Arnold Clark still has around 8,500 of its staff on furlough under the Government’s coronavirus job retention scheme (CJRS).
In England around 60% of staff are now back at work, Hawthorne said.
“The challenge we have in returning staff is that when you have 20% of your staff in a dealership it’s quite easy to implement social distancing measures,” he said. “As that number rises it gets increasingly difficult.”
As well as video training videos designed to prepare staff for their safe return to work, Hawthorne said that he has been sending out weekly memos to keep staff updated about the progress of the business and the health and safety measures it has taken.
He said: “I’ve made it extremely clear to all our staff that COVID has fundamentally changed the business. The Arnold Clark they left in mid-March is not the Arnold Clark that they will be returning to.”
Looking towards a restructure
Asked about Lookers’ recently announced plans to close 12 more of its dealerships and make up to 1,500 staff redundant to save cash following issues in the business which had already been announced prior to the COVID crisis, Hawthorne said that he expected businesses across the sector to struggle.
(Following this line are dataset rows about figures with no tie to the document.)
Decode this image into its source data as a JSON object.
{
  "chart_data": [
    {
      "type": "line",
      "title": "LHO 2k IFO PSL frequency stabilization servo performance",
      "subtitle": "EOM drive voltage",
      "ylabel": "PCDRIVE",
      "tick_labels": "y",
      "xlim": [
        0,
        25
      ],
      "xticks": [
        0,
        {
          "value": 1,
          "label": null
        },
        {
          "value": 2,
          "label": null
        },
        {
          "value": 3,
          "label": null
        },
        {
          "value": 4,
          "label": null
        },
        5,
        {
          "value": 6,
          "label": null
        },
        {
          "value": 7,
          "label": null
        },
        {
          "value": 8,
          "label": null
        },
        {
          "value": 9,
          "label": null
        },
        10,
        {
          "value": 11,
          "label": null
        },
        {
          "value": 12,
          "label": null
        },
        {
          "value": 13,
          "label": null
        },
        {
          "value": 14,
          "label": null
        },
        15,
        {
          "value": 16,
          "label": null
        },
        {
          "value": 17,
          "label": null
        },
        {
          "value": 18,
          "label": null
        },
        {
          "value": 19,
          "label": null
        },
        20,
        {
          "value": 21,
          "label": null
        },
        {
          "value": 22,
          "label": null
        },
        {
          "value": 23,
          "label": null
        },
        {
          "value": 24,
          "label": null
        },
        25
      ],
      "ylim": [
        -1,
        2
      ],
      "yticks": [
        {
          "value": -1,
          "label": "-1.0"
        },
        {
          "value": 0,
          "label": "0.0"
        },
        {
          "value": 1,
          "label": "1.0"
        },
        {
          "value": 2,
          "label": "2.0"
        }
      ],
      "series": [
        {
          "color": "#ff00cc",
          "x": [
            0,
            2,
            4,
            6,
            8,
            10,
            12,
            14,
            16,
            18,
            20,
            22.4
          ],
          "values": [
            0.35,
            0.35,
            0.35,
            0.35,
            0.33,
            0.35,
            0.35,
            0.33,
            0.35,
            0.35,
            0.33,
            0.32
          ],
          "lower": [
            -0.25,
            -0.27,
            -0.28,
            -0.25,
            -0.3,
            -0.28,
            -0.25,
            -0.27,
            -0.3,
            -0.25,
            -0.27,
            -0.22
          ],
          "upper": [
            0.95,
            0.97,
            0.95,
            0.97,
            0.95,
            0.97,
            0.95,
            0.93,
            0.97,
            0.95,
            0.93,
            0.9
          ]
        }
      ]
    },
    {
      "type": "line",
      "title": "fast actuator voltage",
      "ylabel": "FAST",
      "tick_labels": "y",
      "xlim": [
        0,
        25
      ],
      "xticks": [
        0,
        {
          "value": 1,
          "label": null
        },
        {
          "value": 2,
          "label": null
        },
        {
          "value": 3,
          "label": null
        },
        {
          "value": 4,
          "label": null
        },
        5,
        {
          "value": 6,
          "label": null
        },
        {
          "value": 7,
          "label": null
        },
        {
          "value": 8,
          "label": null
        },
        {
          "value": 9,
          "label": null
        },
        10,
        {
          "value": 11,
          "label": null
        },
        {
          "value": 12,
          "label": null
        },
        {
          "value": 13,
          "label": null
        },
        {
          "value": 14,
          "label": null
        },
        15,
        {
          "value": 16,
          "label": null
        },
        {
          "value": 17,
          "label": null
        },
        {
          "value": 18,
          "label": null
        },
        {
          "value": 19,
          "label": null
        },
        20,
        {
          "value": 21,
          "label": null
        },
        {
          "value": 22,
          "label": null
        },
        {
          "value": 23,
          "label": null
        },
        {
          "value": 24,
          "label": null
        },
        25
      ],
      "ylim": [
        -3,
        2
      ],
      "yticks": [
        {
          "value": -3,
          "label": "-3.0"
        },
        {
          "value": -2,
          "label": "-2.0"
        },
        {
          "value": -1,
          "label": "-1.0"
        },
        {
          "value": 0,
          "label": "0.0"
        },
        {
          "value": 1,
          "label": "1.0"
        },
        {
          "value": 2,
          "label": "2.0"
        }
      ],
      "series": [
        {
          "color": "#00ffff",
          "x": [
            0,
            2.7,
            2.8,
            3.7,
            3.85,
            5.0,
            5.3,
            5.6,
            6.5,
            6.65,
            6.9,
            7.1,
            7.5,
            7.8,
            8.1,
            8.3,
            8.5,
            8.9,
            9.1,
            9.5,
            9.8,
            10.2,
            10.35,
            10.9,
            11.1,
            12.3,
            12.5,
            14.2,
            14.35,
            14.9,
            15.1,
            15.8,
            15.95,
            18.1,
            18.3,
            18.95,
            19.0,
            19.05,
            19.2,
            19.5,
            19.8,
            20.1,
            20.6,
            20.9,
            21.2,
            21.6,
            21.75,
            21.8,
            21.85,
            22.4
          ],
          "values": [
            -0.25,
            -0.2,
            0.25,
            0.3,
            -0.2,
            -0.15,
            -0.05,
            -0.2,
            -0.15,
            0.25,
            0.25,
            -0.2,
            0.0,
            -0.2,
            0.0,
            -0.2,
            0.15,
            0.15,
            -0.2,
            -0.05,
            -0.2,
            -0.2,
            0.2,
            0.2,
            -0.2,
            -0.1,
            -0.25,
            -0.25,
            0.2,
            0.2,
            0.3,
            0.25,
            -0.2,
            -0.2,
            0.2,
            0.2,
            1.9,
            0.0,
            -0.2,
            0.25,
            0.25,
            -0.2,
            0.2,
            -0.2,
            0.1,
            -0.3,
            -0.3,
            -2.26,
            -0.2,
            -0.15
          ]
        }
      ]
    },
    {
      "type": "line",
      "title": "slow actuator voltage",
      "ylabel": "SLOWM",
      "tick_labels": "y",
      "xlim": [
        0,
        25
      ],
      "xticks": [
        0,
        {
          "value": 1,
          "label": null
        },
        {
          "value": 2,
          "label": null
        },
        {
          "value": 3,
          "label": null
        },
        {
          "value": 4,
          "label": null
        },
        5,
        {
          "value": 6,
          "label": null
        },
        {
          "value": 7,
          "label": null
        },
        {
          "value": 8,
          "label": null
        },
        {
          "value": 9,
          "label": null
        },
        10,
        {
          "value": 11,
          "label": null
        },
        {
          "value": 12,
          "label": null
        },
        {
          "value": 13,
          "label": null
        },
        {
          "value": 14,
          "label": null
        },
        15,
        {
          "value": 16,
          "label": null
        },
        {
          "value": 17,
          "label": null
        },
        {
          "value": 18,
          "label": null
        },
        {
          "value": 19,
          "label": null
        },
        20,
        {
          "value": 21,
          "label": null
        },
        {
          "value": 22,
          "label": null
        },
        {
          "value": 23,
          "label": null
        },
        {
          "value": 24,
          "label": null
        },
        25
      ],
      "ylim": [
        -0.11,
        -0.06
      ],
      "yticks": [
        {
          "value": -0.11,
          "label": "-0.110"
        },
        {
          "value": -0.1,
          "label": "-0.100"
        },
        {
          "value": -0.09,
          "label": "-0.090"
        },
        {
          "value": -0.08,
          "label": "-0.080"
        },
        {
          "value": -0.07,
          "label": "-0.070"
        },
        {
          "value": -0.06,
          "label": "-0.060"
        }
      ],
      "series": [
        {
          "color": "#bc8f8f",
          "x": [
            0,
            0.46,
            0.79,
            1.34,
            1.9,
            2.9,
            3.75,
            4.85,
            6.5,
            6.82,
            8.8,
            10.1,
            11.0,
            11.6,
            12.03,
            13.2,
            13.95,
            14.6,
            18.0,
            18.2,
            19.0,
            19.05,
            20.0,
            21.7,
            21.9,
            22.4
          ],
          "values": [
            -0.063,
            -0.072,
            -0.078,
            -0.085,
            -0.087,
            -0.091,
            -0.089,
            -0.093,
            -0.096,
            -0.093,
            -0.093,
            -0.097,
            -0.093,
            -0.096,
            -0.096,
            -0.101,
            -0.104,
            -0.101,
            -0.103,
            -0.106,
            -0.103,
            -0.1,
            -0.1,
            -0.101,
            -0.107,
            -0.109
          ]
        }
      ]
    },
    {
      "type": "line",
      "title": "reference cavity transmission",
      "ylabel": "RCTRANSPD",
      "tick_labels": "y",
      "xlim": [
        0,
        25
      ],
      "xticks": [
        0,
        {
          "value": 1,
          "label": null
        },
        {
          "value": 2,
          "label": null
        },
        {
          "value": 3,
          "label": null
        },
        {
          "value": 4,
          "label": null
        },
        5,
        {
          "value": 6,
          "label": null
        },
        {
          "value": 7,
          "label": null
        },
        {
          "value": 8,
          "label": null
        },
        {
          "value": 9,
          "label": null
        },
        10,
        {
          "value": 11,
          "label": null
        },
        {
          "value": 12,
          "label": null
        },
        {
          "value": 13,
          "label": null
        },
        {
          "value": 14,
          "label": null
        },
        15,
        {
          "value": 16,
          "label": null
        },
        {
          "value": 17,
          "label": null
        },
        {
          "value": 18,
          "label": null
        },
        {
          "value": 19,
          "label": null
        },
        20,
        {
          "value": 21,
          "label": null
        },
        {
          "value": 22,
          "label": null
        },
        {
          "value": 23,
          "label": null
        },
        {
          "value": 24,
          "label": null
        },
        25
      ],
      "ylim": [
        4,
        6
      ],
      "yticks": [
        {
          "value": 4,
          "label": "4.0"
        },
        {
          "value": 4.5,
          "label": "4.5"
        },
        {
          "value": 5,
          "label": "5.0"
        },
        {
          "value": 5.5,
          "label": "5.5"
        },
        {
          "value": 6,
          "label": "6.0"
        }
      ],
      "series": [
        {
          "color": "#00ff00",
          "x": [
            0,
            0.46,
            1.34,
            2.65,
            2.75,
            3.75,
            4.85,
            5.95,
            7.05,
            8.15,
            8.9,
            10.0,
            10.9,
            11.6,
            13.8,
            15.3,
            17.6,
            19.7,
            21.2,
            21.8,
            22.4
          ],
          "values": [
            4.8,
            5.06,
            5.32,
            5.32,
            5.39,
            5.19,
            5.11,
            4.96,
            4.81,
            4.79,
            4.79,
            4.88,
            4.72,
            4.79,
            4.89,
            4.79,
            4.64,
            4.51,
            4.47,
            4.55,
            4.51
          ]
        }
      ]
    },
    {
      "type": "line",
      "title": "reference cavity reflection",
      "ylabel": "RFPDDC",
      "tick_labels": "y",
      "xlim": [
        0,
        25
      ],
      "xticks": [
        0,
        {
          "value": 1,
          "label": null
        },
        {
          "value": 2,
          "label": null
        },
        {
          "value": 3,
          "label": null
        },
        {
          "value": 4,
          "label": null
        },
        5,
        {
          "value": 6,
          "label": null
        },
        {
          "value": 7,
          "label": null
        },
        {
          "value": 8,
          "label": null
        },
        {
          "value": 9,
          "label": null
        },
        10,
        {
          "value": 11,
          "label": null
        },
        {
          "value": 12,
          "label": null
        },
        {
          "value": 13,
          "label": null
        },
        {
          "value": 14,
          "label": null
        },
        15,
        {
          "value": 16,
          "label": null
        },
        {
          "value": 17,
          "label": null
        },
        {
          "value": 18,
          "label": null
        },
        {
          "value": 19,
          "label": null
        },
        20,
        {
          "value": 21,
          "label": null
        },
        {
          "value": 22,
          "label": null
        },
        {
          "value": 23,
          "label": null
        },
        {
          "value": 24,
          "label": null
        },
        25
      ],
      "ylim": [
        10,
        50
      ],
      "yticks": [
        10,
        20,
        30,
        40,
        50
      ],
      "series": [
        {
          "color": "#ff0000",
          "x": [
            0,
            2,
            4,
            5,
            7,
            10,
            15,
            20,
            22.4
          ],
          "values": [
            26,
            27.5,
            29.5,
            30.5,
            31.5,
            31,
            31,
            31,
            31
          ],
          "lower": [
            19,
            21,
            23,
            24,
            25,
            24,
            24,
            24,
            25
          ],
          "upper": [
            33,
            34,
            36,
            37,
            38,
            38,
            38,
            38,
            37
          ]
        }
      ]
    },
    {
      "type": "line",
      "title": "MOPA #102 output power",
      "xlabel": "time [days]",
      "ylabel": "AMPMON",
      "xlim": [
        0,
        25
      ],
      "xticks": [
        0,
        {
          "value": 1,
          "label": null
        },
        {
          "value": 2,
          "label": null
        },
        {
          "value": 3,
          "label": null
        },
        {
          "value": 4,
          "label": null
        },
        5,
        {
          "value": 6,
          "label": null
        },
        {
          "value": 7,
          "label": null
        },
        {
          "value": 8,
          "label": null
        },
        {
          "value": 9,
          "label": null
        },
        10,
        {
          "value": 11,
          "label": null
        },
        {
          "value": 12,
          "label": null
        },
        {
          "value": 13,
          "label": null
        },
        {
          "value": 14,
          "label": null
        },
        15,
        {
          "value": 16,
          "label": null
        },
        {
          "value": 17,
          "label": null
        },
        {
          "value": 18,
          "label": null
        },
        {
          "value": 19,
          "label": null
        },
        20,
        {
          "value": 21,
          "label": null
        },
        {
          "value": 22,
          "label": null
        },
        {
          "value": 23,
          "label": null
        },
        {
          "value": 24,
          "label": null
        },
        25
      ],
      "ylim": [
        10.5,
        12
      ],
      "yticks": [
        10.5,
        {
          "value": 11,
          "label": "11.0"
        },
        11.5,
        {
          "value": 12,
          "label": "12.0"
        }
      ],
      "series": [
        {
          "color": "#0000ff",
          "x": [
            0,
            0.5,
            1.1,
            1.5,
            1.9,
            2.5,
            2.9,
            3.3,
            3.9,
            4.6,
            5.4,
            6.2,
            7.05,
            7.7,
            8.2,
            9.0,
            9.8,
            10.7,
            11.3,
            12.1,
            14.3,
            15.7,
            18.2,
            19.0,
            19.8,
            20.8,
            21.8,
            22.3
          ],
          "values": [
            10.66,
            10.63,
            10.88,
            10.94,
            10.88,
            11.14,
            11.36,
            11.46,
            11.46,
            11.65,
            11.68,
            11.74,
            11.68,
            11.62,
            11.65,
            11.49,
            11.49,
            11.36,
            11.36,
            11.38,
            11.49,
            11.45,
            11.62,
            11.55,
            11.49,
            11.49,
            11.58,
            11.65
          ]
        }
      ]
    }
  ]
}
He said that Arnold Clark had accelerated its own plans to close “a handful of smaller showrooms and other which do not make economic sense” as a result of the COVID-19 crisis.
But Hawthorne added that the group also planned to proceed with plans to open “two or three” new dealerships in England over the coming three months.
“Like any business we’re going to look at restructuring,” he said, but part of the plan remained to “protect as many jobs as we can”.
Hawthorne said that the Arnold Clark business was financially strong and had gained support from its banks and other lenders during lockdown.
But he warned that the fast start demanded by some car manufacturers could threaten smaller, more vulnerable car retail businesses.
He said: “You simply cannot simply start aiming to achieve a certain sales volume by the end of June. You’ll have dealers at different stages of financial viability. Just to go back to where we were pre-lockdown isn’t an option anymore.
“We are not going to go back to where we were because just sitting on huge a huge stock of vehicles like we were and shifting them out at pace cannot happen when the demand’s not there.”